Dutch is the sergeant in Predator. +2

Submitted by AwesomeJohnson (user info) at 2005-02-22 09:49:45 EST (#)
Ranking: 2

"I promise that I won't get mad when your friends pay you money to watch me sleep"

Submitted by Ainkara (user info) at 2005-02-22 09:49:31 EST (#)
Ranking: 2

I.... got nothing.

How about I promise to tie you down and feed you Vegemite? I promise to restrain myself as much as possible from covering your face with lipstick when you're asleep?

See, told you I got nothing. I suck at this.

Submitted by Coyote (user info) at 2005-02-22 09:48:03 EST (#)
Ranking: 2

Well, I suppose I can take time out of my busy schedule, as a special favor. But I want 10% of the profits.

Submitted by JMG114 (user info) at 2005-02-22 09:47:53 EST (#)
Ranking: 2

I find that I come up with the best descriptors of love when I think about it for a good long while. You know how you feel when you're around him. Think about how that feels, and describe it in a way more complex than, "He's great."

Submitted by Circe (user info) at 2005-02-22 09:45:39 EST (#)
Ranking: 0

Coyote - oh dear! Whoever can I ask to approve the pictures first?

Stin - I'm stealing the goat thing.

Hadooken - the fact that he's upright and taking nourishment says "No", to me.

Submitted by Stin (user info) at 2005-02-22 09:42:56 EST (#)
Ranking: 2

God have mercy on his soul indeed.

I can't even offer to help you. I got as far as "I promise that I will give you random blowjobs and not fuck goats whilst you're out at work".
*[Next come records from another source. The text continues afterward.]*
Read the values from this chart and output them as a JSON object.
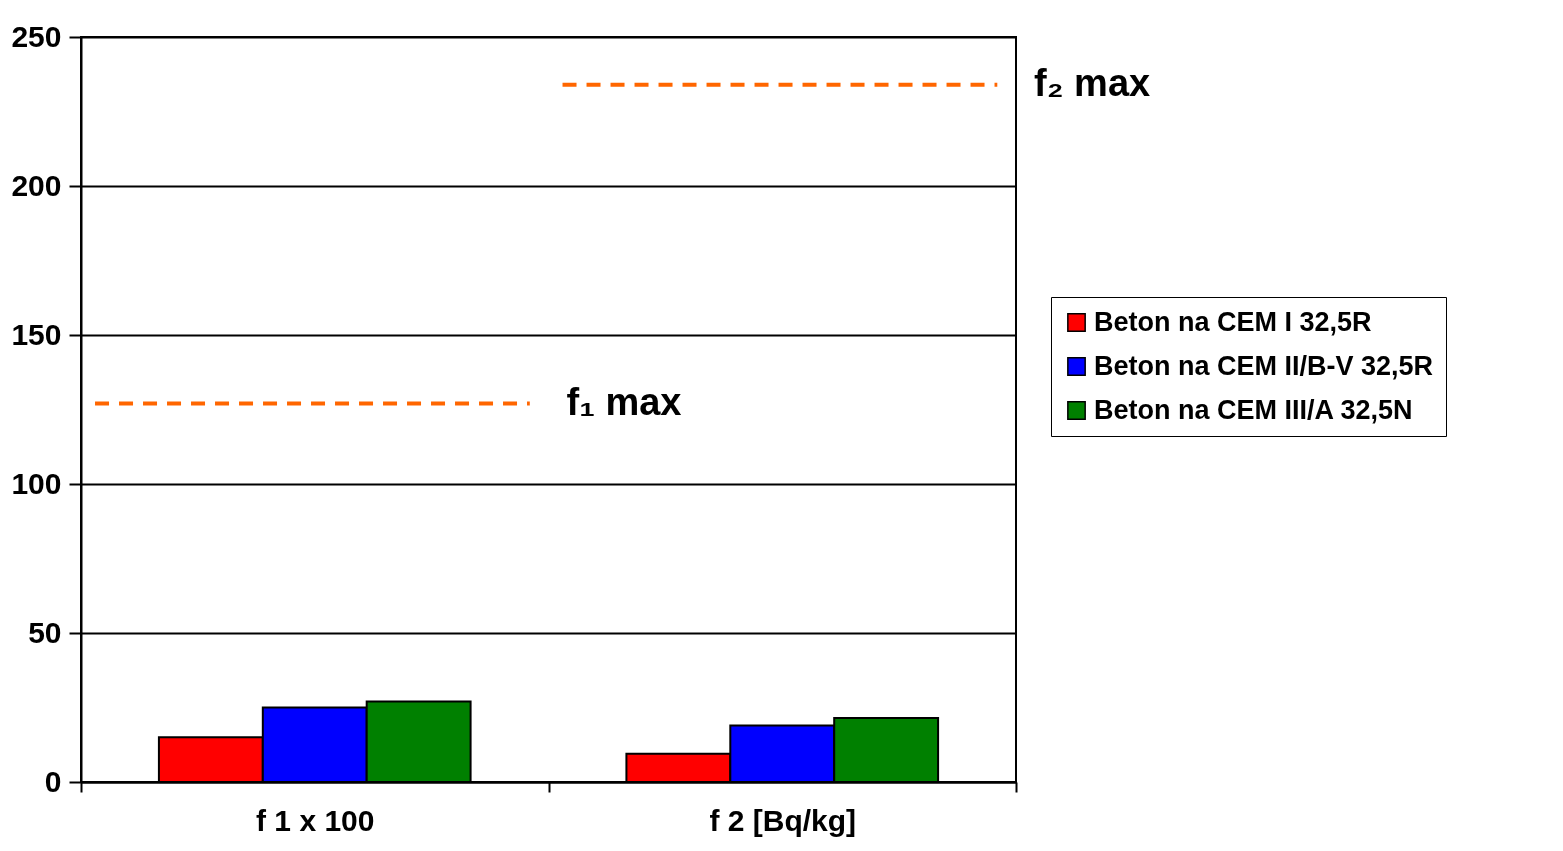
{
  "chart_data": {
    "type": "bar",
    "categories": [
      "f 1 x 100",
      "f 2 [Bq/kg]"
    ],
    "series": [
      {
        "name": "Beton na CEM I 32,5R",
        "color": "#ff0000",
        "values": [
          15,
          9.5
        ]
      },
      {
        "name": "Beton na CEM II/B-V 32,5R",
        "color": "#0000ff",
        "values": [
          25,
          19
        ]
      },
      {
        "name": "Beton na CEM III/A 32,5N",
        "color": "#008000",
        "values": [
          27,
          21.5
        ]
      }
    ],
    "ylim": [
      0,
      250
    ],
    "yticks": [
      0,
      50,
      100,
      150,
      200,
      250
    ],
    "grid": "y",
    "legend": "right",
    "ref_lines": [
      {
        "axis": "y",
        "value": 127,
        "label": "f₁ max",
        "color": "#ff6600",
        "line_style": "dashed"
      },
      {
        "axis": "y",
        "value": 234,
        "label": "f₂ max",
        "color": "#ff6600",
        "line_style": "dashed"
      }
    ]
  }
}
Submitted by Coyote (user info) at 2005-02-22 09:42:42 EST (#)
Ranking: 2

Oh, go ahead and give him a hard time about soccer. It's a ridiculous sport, and deep down everyone knows it. That's why the fans are so violent.
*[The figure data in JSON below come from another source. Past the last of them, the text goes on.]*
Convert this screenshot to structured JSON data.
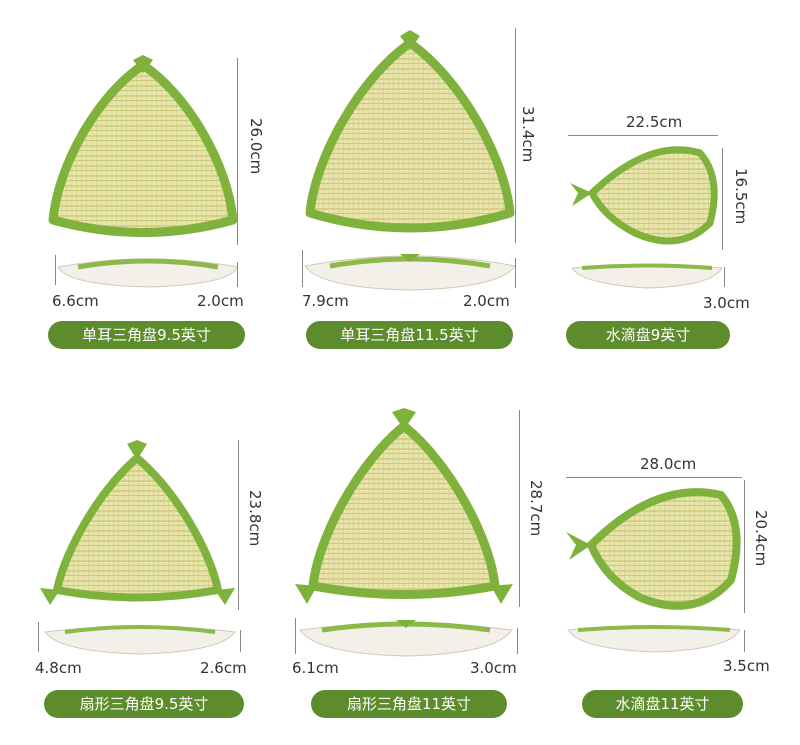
{
  "products": [
    {
      "name": "单耳三角盘9.5英寸",
      "length": "26.0cm",
      "base": "6.6cm",
      "height": "2.0cm"
    },
    {
      "name": "单耳三角盘11.5英寸",
      "length": "31.4cm",
      "base": "7.9cm",
      "height": "2.0cm"
    },
    {
      "name": "水滴盘9英寸",
      "width": "22.5cm",
      "length": "16.5cm",
      "height": "3.0cm"
    },
    {
      "name": "扇形三角盘9.5英寸",
      "length": "23.8cm",
      "base": "4.8cm",
      "height": "2.6cm"
    },
    {
      "name": "扇形三角盘11英寸",
      "length": "28.7cm",
      "base": "6.1cm",
      "height": "3.0cm"
    },
    {
      "name": "水滴盘11英寸",
      "width": "28.0cm",
      "length": "20.4cm",
      "height": "3.5cm"
    }
  ],
  "colors": {
    "label_bg": "#5d8c2c",
    "rim": "#8db84a",
    "weave": "#e9e2a6"
  }
}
Plus, you should promise that you'll never post naked pics of your boobs on the internet without the approval of at least one Ubersite user.

Submitted by Hadooken (user info) at 2005-02-22 09:38:12 EST (#)
Ranking: 2

has he ever given you the Dutch Oven?


Ah, sweet pity: where would my love life have been without it?